Other resons why is EM important.

We have motivated the EM algorithm using mixture models and missing data, but that is not its only place of use.

Since MLE’s can overfit, we often prefer to use MAP estimation. EM is a perfectly reasonable method for MAP estimation in mixture models; you just need to multiply in the prior.
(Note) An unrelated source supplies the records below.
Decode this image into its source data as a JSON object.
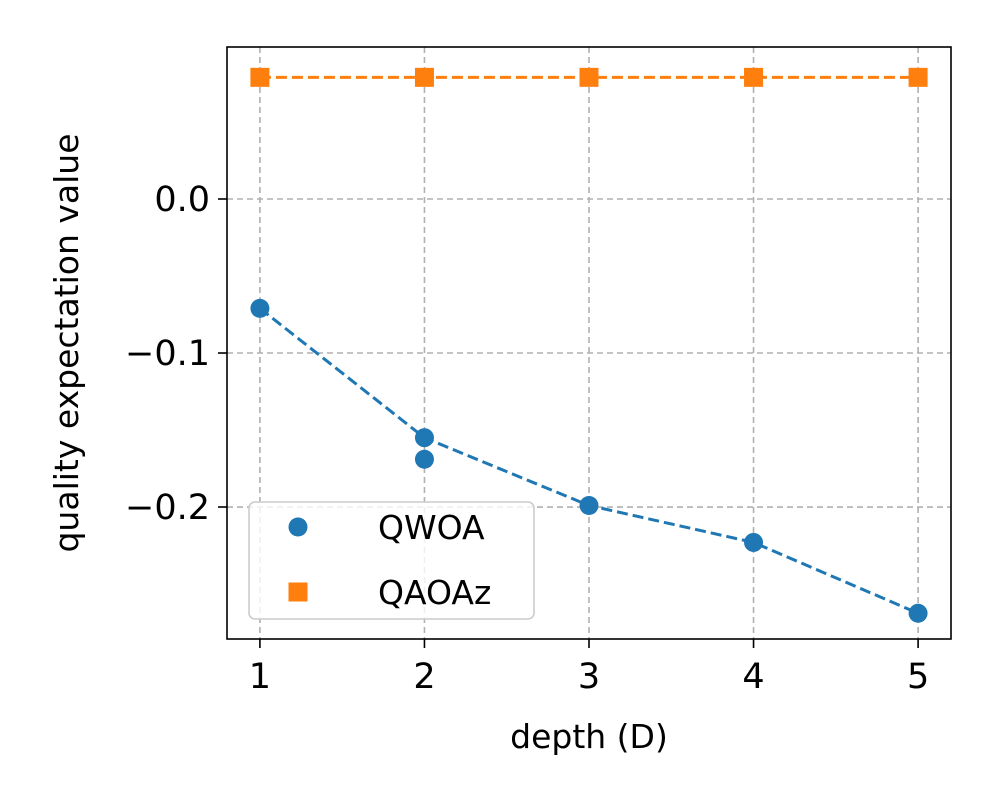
{
  "chart_data": {
    "type": "line",
    "title": "",
    "xlabel": "depth (D)",
    "ylabel": "quality expectation value",
    "xlim": [
      0.8,
      5.2
    ],
    "ylim": [
      -0.2857,
      0.0987
    ],
    "xticks": [
      1,
      2,
      3,
      4,
      5
    ],
    "xtick_labels": [
      "1",
      "2",
      "3",
      "4",
      "5"
    ],
    "yticks": [
      0.0,
      -0.1,
      -0.2
    ],
    "ytick_labels": [
      "0.0",
      "−0.1",
      "−0.2"
    ],
    "grid": true,
    "legend_position": "lower-left",
    "series": [
      {
        "name": "QWOA",
        "color": "#1f77b4",
        "marker": "circle",
        "line_style": "dashed",
        "line_x": [
          1,
          2,
          3,
          4,
          5
        ],
        "line_y": [
          -0.071,
          -0.155,
          -0.199,
          -0.223,
          -0.269
        ],
        "points": [
          {
            "x": 1,
            "y": -0.071
          },
          {
            "x": 2,
            "y": -0.155
          },
          {
            "x": 2,
            "y": -0.169
          },
          {
            "x": 3,
            "y": -0.199
          },
          {
            "x": 4,
            "y": -0.223
          },
          {
            "x": 5,
            "y": -0.269
          }
        ]
      },
      {
        "name": "QAOAz",
        "color": "#ff7f0e",
        "marker": "square",
        "line_style": "dashed",
        "line_x": [
          1,
          2,
          3,
          4,
          5
        ],
        "line_y": [
          0.079,
          0.079,
          0.079,
          0.079,
          0.079
        ],
        "points": [
          {
            "x": 1,
            "y": 0.079
          },
          {
            "x": 2,
            "y": 0.079
          },
          {
            "x": 3,
            "y": 0.079
          },
          {
            "x": 4,
            "y": 0.079
          },
          {
            "x": 5,
            "y": 0.079
          }
        ]
      }
    ]
  }
}
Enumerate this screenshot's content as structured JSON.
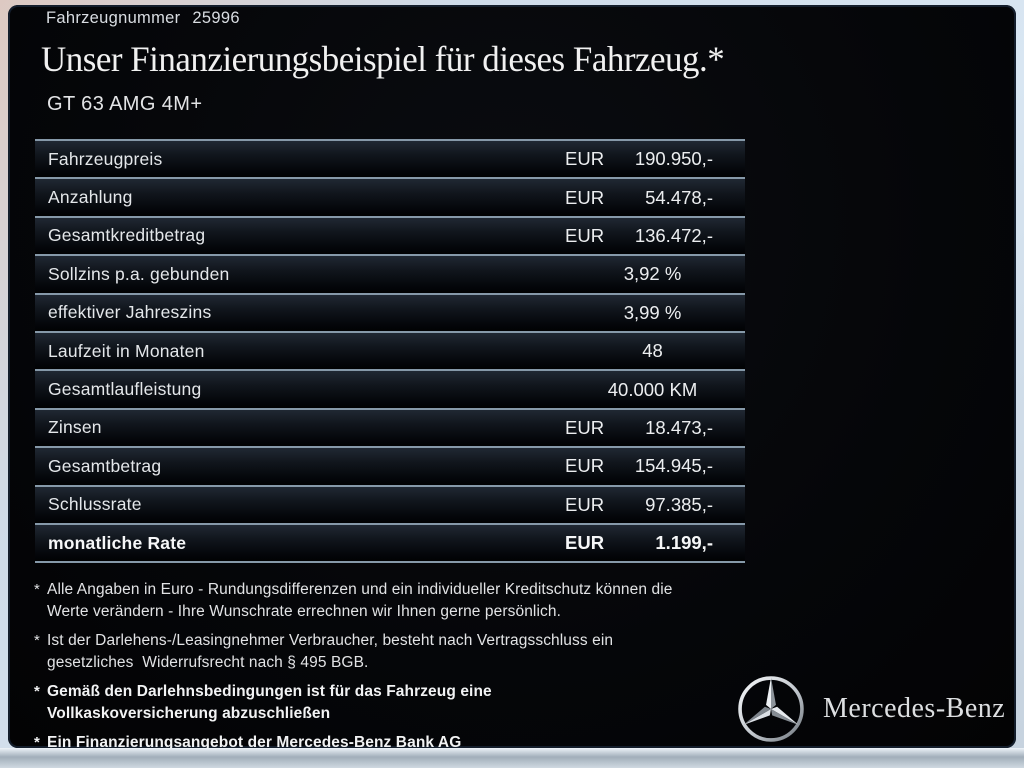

Basically the EM algorithm has a similar setup to the data augmentation problem and can be used in any problem which has a similar structure. Suppose for example you have two parameters $\phi$ and $\gamma$ in a posterior estimation, with daya $y$. Say that we’d like to estimate the posterior $p(\phi \vert y)$. It may be relatively hard to estimate this, but suppose we can work with $p(\phi \vert \gamma, y)$ and $p(\gamma \vert \phi, y)$. Then you can use the structure of the EM algorithm to estimate the marginal posterior of any one parameter. Start with:

\[log p(\phi \vert y) = log p(\gamma, \phi \vert y) - log p(\gamma \vert \phi, y)\]

Notice the similarity of this to the above expressions with $\phi$ as $x$, $y$ as $\theta$, and $\gamma$ as $z$. Thus the same derivations apply toany problem with this structure.

This structure can also be used in type-2 likelihood or emprical bayes estimation.